Depression has been estimated to appear in 20 to 35% of people with PD, and can appear at any stage of the disease. It can manifest with symptoms that are common to the disease process (fatigue, insomnia, and difficulty with concentration), which makes diagnosis difficult. The imbalance and changes in dopamine, serotonin, and noradrenergic hormones are known to be a primary cause of depression in PD-affected people. Another cause is the functional impairment that is caused by the disease. Symptoms of depression can include loss of interest, sadness, guilt, feelings of helplessness/hopelessness/guilt, and suicidal ideation. Suicidal ideation in PD-affected people is higher than in the general population, but suicidal attempts themselves are lower than in people with depression without PD. Risk factors for depression in PD can include disease onset under age 50, being a woman, previous history of depression, severe motor symptoms, and others.

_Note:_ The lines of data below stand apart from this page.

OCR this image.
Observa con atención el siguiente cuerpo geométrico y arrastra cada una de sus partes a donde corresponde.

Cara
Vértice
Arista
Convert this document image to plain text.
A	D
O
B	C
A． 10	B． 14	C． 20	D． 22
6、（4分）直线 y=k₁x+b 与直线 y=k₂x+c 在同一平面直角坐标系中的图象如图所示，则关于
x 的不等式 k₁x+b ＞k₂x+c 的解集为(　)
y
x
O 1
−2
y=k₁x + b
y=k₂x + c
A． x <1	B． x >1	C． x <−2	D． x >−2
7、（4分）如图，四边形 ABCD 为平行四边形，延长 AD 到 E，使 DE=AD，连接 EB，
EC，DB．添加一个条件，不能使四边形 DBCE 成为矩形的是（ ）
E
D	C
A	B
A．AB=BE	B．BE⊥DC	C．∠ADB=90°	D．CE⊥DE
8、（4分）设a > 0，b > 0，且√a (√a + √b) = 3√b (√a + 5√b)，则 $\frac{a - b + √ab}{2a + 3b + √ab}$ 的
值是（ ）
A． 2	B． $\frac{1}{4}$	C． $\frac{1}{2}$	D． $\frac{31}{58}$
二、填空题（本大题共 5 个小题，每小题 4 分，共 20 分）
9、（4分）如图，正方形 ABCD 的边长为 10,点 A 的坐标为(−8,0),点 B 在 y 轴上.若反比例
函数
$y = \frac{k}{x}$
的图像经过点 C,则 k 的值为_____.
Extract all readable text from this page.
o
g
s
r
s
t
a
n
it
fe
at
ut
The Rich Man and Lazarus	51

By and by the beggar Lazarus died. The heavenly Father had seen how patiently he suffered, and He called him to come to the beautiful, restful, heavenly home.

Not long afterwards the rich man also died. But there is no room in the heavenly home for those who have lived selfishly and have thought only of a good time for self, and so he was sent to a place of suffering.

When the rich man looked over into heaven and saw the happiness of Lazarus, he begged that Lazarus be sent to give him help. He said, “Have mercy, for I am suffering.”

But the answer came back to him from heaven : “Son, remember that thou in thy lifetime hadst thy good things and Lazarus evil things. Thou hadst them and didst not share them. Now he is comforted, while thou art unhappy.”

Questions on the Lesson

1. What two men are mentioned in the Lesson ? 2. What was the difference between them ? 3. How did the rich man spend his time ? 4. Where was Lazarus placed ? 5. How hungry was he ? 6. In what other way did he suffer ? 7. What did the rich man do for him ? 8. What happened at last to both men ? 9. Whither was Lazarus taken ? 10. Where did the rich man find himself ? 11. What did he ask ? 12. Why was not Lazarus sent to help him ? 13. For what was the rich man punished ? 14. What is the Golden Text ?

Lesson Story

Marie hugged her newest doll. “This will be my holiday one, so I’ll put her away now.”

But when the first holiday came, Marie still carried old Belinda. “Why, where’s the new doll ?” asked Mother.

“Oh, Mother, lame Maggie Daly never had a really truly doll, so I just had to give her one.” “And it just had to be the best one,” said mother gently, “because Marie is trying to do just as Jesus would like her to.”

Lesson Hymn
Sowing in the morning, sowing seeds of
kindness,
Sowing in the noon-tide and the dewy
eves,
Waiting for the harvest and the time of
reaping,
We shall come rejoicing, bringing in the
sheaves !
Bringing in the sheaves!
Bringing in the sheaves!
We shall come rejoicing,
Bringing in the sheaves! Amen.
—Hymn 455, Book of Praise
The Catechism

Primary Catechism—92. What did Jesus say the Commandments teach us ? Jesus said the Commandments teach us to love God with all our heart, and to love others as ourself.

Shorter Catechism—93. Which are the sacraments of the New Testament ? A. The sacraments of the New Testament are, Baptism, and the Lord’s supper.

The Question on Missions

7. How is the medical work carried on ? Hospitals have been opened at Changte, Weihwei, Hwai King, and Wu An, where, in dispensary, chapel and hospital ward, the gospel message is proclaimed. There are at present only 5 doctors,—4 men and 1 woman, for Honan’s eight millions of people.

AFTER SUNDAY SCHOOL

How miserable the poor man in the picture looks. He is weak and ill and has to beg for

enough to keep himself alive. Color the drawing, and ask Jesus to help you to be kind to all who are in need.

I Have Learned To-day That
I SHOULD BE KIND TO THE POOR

Anxiety has been estimated to have a prevalence in PD-affected people usually around 30-40% (60% has been found). Anxiety can often be found during "off" periods (times when medication is not working as well as it did before) with PD-affected people suffering from panic attacks more frequently compared to the general population. Both anxiety and depression have been found to be associated with decreased quality of life. Symptoms can range from mild and episodic to chronic with potential causes being abnormal gamma-aminobutyric acid levels and embarrassment or fear about symptoms or disease. Risk factors for anxiety in PD are disease onset under age 50, women, and "off" periods.
Apathy and anhedonia can be defined as a loss of motivation and an impaired ability to experience pleasure, respectively. They are symptoms classically associated with depression, but they differ in PD-affected people in treatment and mechanism, and do not always occur with depression. Apathy presents in around 16.5-40%. Symptoms of apathy include reduced initiative/interests in new activities or the world around them, emotional indifference, and loss of affection or concern for others. Apathy is associated with deficits in cognitive functions including executive and verbal memory.
Sleep disorders are a feature of the disease and can be worsened by medications. Symptoms can manifest as daytime drowsiness (including sudden sleep attacks resembling narcolepsy), disturbances in Rapid eye movement sleep, or insomnia. REM behavior disorder, in which people act out dreams, sometimes injuring themselves or their bed partner, may begin many years before the development of motor or cognitive features of PD or dementia with Lewy bodies.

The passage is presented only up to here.